Wiederholt sind in der Stellungnahme der Stadt zum vorliegenden Prüfbericht nun Formulierungen wie diese zu lesen: „Die gesetzlichen Bestimmungen werden künftig beachtet“ (S. 10), „Die Anforderungen an Nachtragsangebote sollen künftig berücksichtigt werden“ (S. 22), „künftig wird darauf geachtet, dass … die Leistungen entsprechend der tatsächlich erbrachten Leistung vertragskonform berechnet werden“ (S. 34). Ist das zu fassen: „künftig“ wollen Sie darauf achten, dass nur bezahlt wird, was geleistet wurde? Das verschlägt einem den Atem. Denn in der Vergangenheit war das eben nicht der Fall.
Wirtschaftliche Nachteile nimmt die Stadt auch in Kauf, indem sie jährlich Jahresbauarbeiten mit Rahmenverträgen in Millionenhöhe vergibt. Das ist absolut unüblich und kostet Geld. Aber das eine und das andere Unternehmen freuen sich natürlich darüber. Auch hier heißt es von Seiten der Stadt nur lapidar: „Vorgaben zur Ausschreibung von Rahmen-/Jahresverträgen werden künftig beachtet“(S. 37).

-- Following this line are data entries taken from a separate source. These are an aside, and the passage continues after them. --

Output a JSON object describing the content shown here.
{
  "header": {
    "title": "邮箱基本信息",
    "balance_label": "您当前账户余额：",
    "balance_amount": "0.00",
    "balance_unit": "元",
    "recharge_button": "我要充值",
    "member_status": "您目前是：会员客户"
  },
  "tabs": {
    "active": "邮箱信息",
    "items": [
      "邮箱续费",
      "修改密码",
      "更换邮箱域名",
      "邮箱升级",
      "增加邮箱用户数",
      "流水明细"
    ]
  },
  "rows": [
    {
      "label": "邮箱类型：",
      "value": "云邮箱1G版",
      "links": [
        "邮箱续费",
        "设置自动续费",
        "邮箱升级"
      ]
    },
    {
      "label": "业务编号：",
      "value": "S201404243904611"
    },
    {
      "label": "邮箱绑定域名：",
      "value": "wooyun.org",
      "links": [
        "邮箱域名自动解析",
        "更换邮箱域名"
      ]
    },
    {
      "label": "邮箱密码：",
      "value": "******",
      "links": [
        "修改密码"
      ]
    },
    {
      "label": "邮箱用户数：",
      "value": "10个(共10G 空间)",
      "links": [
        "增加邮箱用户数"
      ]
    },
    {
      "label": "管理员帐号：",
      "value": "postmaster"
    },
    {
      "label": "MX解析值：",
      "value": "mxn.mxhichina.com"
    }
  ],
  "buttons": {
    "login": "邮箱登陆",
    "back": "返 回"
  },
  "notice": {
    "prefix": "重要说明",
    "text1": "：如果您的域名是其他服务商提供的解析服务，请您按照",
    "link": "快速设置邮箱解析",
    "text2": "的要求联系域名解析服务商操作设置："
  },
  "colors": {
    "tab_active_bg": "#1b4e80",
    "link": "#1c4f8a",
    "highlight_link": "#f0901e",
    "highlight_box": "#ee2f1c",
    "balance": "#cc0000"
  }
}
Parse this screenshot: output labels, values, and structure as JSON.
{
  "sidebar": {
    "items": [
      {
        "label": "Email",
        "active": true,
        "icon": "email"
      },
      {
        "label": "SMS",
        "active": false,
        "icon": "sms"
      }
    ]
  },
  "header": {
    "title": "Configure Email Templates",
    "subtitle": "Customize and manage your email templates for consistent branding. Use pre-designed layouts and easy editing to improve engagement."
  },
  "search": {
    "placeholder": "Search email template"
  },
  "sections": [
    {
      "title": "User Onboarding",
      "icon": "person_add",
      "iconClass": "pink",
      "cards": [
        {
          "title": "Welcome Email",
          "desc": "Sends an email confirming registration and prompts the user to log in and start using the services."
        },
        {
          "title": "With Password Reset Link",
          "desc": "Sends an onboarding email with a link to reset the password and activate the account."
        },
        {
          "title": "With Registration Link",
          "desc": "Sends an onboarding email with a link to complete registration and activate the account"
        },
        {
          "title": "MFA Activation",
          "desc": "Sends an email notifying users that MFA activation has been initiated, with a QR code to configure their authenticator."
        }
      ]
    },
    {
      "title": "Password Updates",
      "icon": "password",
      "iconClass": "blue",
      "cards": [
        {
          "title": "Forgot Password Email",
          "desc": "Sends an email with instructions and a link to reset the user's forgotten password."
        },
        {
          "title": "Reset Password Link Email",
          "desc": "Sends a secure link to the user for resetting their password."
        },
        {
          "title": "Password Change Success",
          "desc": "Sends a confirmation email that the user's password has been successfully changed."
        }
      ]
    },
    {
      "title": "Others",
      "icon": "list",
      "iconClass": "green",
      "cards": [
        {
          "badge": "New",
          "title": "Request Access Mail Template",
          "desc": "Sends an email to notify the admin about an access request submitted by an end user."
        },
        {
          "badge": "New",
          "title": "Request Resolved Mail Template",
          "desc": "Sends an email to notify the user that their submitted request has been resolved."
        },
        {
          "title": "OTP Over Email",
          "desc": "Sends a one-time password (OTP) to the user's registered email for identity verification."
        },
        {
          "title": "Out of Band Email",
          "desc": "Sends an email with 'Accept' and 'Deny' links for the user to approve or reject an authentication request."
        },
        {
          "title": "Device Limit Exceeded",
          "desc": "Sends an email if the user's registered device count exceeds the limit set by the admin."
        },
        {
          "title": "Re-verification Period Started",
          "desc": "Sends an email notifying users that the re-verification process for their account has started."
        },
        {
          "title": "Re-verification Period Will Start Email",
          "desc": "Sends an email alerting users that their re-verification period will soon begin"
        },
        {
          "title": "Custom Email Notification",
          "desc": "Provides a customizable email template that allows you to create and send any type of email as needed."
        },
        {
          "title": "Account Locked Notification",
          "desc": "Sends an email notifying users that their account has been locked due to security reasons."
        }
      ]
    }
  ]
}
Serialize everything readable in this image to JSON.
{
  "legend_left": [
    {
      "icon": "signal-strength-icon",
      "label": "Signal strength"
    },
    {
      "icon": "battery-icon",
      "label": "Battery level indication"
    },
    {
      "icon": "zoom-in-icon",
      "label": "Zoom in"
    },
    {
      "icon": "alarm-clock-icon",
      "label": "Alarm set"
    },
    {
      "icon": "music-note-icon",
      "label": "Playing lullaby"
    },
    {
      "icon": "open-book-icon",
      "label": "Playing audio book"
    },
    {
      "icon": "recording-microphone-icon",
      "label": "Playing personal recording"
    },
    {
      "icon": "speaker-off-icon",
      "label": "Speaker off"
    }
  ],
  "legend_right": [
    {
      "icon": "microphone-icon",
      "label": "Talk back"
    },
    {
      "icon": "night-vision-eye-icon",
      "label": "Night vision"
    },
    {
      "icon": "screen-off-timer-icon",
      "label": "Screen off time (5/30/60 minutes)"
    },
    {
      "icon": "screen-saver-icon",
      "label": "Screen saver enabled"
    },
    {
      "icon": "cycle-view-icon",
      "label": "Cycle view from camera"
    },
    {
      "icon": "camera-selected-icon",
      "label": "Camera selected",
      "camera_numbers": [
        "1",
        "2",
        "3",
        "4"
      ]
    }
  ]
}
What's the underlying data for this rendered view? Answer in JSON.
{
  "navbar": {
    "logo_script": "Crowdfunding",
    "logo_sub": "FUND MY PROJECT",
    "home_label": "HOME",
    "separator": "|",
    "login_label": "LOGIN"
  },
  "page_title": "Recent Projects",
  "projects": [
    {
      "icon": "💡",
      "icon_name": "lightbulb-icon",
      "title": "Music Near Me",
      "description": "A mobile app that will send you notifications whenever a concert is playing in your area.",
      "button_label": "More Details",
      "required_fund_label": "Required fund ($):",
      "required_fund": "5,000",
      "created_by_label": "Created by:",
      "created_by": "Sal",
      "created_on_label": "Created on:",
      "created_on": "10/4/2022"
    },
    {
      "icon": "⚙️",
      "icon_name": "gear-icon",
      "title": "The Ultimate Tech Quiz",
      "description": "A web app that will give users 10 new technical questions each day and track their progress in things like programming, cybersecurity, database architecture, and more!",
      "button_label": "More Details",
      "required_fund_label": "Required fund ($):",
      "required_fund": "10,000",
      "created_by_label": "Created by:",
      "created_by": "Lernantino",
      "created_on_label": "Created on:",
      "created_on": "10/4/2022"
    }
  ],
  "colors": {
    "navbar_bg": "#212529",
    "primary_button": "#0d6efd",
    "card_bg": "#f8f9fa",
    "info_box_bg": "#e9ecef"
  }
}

„Künftig“ soll das alles anders werden? Wir können diesem „künftig“ nicht mehr trauen. Denn schon in der Stellungnahme zum letzten und vorletzten Prüfbericht hat die Stadt versichert, sich „künftig“ an die Vorgaben zu halten und hat es nicht getan.
Die GPA hat bei ihrer Prüfung nur Stichproben vorgenommen und konnte wegen fehlender Unterlagen sogar diese nur eingeschränkt prüfen. Die von der GPA aufgedeckten Missstände haben Geld gekostet, viel Geld. Das kann sich unsere Stadt nicht länger leisten. Wir können es uns nicht leisten, dass Bauakten mangelhaft geführt werden, Dokumente verschwinden oder nicht auffindbar sind, rechtliche und gesetzliche Bestimmungen ignoriert werden.
Wir erwarten von der Stadt, dass endlich Konsequenzen gezogen werden. Wir erwarten, dass die von uns schon längst geforderte zentrale Vergabe- und Beschaffungsstelle eingerichtet wird. Wir erwarten, dass die Stadt endlich fristgerecht ihre Jahresrechnungen vorlegt. Und wir erwarten auch, dass die Stadt uns endlich über den ihr schon 2019 zugegangenen allgemeinen Finanzprüfbericht der GPA informiert.
Wir beantragen, dass die dem Baubürgermeister zugeordnete Stabsstelle Controlling* künftig halbjährlich dem Gemeinderat berichtet, ob die Zusagen der Stadt jetzt eingehalten werden.
* Leider wurde unsere gestrige wiederholte Anfrage, ob diese Stabstelle noch existiert, von der Verwaltung nicht beantwortet.